Can I vent?
Too bad, I’m gonna vent.
I don’t DO drama. I just don’t. It’s stupid, immature and a complete of waste of time and energy. I’ll pick my battles.
And today, I picked a battle.
Look. I don’t ask much out of my co-workers. Be nice. Have a sense of humor. Be professional. AND DO YOUR DAMN JOB.
Well. Bonus points if you have common sense. (A rare commodity nowadays, granted).
I work with all women, save for one male MA, the doctors and the PA’s (though my PA is a woman and QUITE AWESOME, I must admit).
So learning to get along with all of those personalities, and yes, divas and drama queens, can be quite challenging.
And when I say divas and drama queens, I don’t necessarily mean that in a bad way. We all have our “days.” Those days when every little thing sets us off and we’re either snapping with claws out, or we’re crying and dabbing at runny mascara.
I have my days, too. The difference, I think, is that I RECOGNIZE when I’m feeling hormonal and I issue blanket apologizes and warnings before it gets out of hand. And I try my hardest to keep the collateral damage to a minimum – after all, my issues/annoyances will soon pass.
But I think that comes with age and since I’m the oldest person in my group (wow – when you put it that way), I have experience to back me up. I know where that line is and I’m very careful not to cross it.
I had an one-on-one meeting with my boss this past week. Nothing too unusual in that – we have a standing monthly meeting with her to address any concerns we have and to bring her up-to-date on what’s going on with the nursing department. She’s always busy with meetings and whatever else managers do on a daily basis.
The meeting was going great. (I truly admire my boss). And we get to this part,
“How is clinic going?”
I wasn’t going to say anything, guys. I truly wasn’t. I mean, my nurse is new, she’s still trying to get the hang of things … give her time. And I overlook, and ignore, a lot of things. (Such as the fact she gives more attention to the lunch menu, what she’s going to order and other food topics more than she pays attention to clinic, but I didn’t bring that up. I think her obsession with food is stress related and I don’t want to add to her stress).

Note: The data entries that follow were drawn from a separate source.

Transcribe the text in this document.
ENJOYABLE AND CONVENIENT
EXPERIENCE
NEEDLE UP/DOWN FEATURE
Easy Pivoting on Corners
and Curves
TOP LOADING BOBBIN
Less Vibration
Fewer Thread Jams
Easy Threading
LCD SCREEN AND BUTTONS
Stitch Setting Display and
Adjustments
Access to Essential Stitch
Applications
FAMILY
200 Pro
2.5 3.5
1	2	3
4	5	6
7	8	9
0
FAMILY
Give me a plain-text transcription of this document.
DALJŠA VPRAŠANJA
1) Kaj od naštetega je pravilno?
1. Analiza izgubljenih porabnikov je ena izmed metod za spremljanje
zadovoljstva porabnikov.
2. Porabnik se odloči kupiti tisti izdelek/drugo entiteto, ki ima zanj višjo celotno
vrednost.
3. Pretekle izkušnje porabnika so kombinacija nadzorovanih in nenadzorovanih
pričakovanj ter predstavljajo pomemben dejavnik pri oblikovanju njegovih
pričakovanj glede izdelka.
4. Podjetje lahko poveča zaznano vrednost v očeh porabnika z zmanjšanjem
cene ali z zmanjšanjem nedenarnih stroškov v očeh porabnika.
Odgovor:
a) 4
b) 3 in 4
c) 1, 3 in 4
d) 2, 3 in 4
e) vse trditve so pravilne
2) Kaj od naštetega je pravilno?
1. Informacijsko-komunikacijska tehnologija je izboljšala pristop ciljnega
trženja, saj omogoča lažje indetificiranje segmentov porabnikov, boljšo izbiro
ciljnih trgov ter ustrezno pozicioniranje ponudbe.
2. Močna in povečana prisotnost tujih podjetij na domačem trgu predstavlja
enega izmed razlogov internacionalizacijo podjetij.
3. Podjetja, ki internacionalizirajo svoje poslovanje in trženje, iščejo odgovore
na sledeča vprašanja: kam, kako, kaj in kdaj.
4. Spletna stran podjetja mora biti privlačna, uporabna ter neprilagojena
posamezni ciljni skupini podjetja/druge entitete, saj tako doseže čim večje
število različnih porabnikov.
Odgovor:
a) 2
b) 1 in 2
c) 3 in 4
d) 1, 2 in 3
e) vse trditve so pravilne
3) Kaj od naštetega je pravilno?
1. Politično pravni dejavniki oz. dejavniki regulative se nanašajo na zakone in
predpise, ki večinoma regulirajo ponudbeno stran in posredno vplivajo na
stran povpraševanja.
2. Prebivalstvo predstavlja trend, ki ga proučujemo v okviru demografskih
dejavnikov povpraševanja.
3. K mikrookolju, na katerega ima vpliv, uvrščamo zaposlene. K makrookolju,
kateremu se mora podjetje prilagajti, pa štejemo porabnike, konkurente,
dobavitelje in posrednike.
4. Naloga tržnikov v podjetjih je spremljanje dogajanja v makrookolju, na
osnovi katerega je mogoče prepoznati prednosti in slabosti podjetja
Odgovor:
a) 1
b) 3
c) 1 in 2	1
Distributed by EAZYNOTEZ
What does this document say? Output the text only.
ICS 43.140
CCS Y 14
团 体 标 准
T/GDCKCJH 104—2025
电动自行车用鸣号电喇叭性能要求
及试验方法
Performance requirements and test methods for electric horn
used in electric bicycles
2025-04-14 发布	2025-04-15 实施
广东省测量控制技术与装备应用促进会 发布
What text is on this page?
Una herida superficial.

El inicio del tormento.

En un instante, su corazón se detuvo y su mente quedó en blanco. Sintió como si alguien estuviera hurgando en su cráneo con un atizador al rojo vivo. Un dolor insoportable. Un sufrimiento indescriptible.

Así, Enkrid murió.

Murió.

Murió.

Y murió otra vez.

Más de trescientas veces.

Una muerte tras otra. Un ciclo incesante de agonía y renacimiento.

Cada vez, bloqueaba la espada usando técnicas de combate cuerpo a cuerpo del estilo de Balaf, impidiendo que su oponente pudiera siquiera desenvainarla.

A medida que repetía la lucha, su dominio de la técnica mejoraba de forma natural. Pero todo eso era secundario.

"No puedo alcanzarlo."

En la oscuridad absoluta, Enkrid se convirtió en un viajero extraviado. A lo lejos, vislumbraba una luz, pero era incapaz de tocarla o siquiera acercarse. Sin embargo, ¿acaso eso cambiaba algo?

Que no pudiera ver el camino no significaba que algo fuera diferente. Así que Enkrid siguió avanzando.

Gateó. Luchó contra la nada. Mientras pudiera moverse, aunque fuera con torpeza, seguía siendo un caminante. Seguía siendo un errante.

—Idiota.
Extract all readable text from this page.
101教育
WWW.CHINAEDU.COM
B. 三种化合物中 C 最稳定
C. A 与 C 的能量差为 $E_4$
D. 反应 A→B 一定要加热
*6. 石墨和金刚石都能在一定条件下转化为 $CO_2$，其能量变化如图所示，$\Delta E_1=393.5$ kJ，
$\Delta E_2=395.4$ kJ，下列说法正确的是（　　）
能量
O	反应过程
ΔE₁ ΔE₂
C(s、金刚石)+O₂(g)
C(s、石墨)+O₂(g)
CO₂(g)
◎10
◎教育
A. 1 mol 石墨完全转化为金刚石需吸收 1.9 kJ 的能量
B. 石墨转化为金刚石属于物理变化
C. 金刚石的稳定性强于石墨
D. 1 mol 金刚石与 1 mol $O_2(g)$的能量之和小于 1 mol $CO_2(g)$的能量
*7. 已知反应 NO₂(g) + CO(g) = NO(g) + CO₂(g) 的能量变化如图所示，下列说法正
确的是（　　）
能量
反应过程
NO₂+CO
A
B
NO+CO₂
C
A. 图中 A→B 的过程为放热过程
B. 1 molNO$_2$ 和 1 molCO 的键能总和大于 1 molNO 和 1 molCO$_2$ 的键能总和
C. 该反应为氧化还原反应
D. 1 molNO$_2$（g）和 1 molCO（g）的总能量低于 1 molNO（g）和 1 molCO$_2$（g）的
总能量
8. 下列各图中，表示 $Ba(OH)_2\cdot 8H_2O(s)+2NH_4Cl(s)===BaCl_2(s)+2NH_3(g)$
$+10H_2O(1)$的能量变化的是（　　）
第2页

But if there is one thing I can’t stand is lazy. Do your damn job. We’re all there with one goal in mind: to take care of the patients. And if you’re not going to do your damn job, then don’t you DARE complain that it’s not going well and THEN TRY AND BLAME ME for that.
Oh yes she did.
She didn’t come right out and blame me, but she certainly implied that the reason things were not going that smoothly was because of me. She told our PA that.
I never take lunches. At times I’m literally running to bring patients back and keep his exam rooms full so that he’s happy and we’re taking care of patients in a timely manner. I’m responsible for bringing patients back to exam rooms, starting notes, recording current complaints, getting vitals and then after the doctor has seen them, to schedule whatever they need before wishing them a great day and showing them to the exit.
I’m fast, but I’m not THAT fast. So there are times we have several charts up front (which is my cue that patients are ready to come back) and several empty rooms. In the meantime, I’m stuck with either starting notes or scheduling follow ups – I need help. This would be the perfect opportunity for my nurse to jump in and help me unless she’s busy scheduling a surgery or in the middle of something.
But most times, she’s not. And she just chooses to sit on her ass and let me run around with my head cut off.
And even though I hinted that we had patients to show back, she either chooses to ignore my hints or just ignores me entirely. And I’ve let it roll off my back. Whatever. I go on thinking pretty bad thoughts but keep them all to myself.
Luckily, other people have noticed this little snafu in our clinic. My PA has noticed it. Another nurse from another team (that we share a pod with) has noticed. And I’m relieved because I thought maybe I was just being overly sensitive.
Whew. It’s not just me.
What I’m asking her to do is not unreasonable. All the other nurses help room patients when they can.
So. I mentioned the lack of help to my boss. I mean, how can a person improve on something if that person doesn’t ever know there’s a problem, right?
My boss listened to my concerns and then said, “Well. Let’s have a meeting with said nurse later today and see if we can’t come up with a solution.”
Erhm, awkward, but I agreed.
We had our meeting and I was pretty honest in my “suggestions.” To my surprise, instead of this nurse saying “Oh sure, I can help out more,” she has multiple excuses as to WHY she can’t help more.
I was truly flabbergasted.
But you know what? Screw it. I voiced my concerns. My boss knows about the situation – I’m just going to continue doing my job to the best of my ability and say nothing more.
I’m confident my performance will speak for me. And I’m confident that her lack of performance will speak for her.